I died a hundred times today. ‘I go back to life’, Amy croons. I go back Go Back Back Back! I go back to Life! I am going back to what I know is true. I can revive and survive from all that I went through…

I am in an experiment where goodness in my being washes my form because I choose to take a short timespan to focus on the longest widest time span. Right as the Pain becomes unbearable I choose to focus on the great connected heart on my path toward self knowledge. Just for a moment I see the face of love and concentrait on that spark. A wave of hurt washes that image away but I choose to know that moving to stay connected is my way out of the physical psychological trauma.

There is a person, A Real Mench, who has yet to arrive at my door. I know he will be crossing the physical threshold, yet this ‘being’ is already around me here. He is here, as though he can be here or anywhere he chooses. He is more real than the any touch. He is as a light on the path of life.

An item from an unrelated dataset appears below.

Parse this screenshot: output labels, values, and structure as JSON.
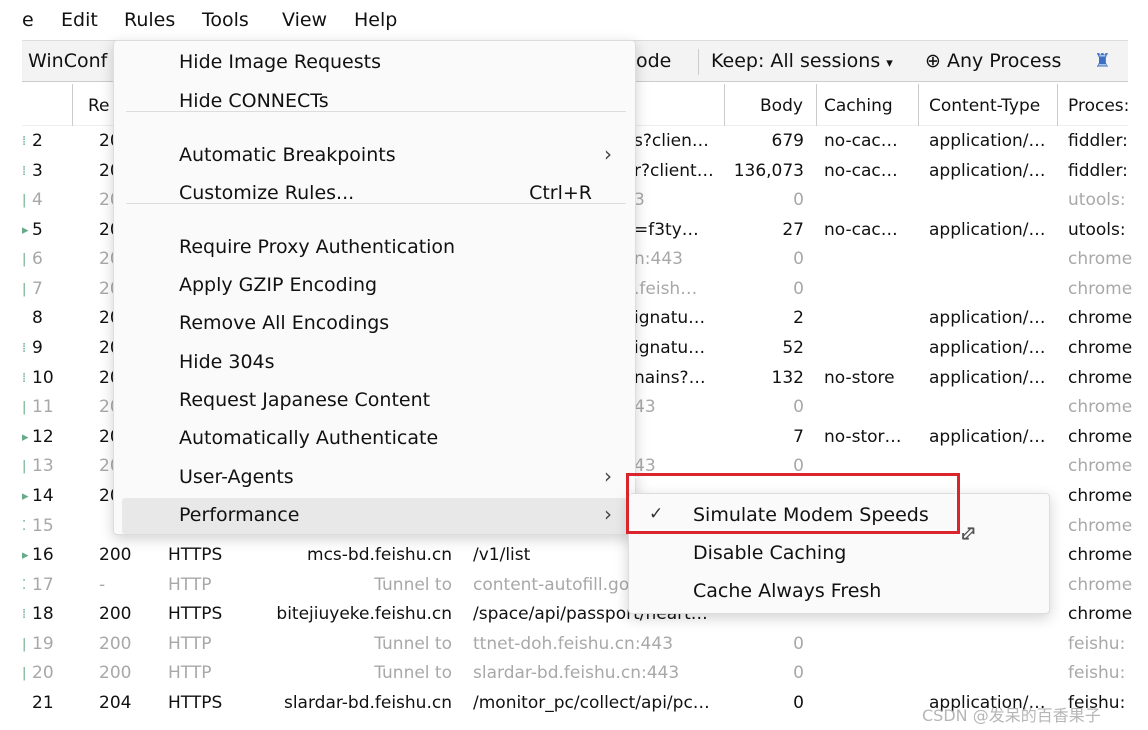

I feel so drawn to this light… yes, as the cliche of a winged moment, just out of the cocoon, drying her flutter-means of motion, lifting off to the only flight she has ever known.
Butterfly to butterfly!. Flight toward that light.

For every Kind Understanding person there are two or three who are judgmental and crewel. What is needed is a simple clear message to say to the mean ones. I have been reprimanded for sharing my actual thoughts, feelings, and pains in this blog. I suffered Verbal Violence both in person and in type. The effects of telling me that I am bad because I share my pain when it comes back remains in my nervous system long after the page is turned.

‎”I object to violence because when it appears to do good, the good is only temporary; the evil it does is permanent.”.
••• Mohandas K. Gandhi

Wednesday, Thursday, and Friday, I promised not to use crude language or have crude thoughts but I am having an (Amy Winehouse) You Tube day today. If I ever get to scan a picture I have, hanging right here, of me in my middle 20’s you will be amazed. I look so much like Amy. To this day I have the joy and energy as I carry and I feel that torch which gives her voice such vibrato, her words mean more after traveling in and over her vocal cords…. I have in that vibrato. I have the presence of ‘it’ energy in my insides. I have chosen to be quiet for so very long. Perhaps I could not handle fame? I understand that Amy is in the news for some spin or another often. I long for someone who is able and willing to mirror my energy while enjoying me for who and how I mange to be me and not changing who I am. Who could change Amy? I am ready to take this risk of reaching out to Nature.

APPLE: Some things are really wrong with contacts in both my life and some software in my new mac. I have been to the mac store four times and they replaced the keyboard the fifth time I went. I made an appointment each time trying to get the action fixed. For the First time I went to the Mac Store I was told that the lap top was made that way! The second time the counter person at the Genus desk, not a genus or good customer service, replaced the space tab. It still sticks at least once each paragraph, but HUH!
the third or fourth time I talked to a different manager who acknowledged a problem. He replaced the keyboard so it is not as hard to get the letters to find the contact and register the font. He also told me that a separate keyboard has a better action. He was an angel since as I spend so much time typing the first keyboard had my fingers bright red and hurting. Imagine I am having so much trouble with an APPLE product! About the other posting with the string of w’s. The computer went wac!

I am going to have a bite to eat and will return to type again tonight! I had a lovely dinner at my friend Pearls home . We watched a wonderful film, The Crying Game. I am just too tired to write anymore. Know that I truly feel my sad story is the same sad story of one out of five woman in America. Ask and you will hear the trial and travel of radiation and its poisoning effect on mind and body.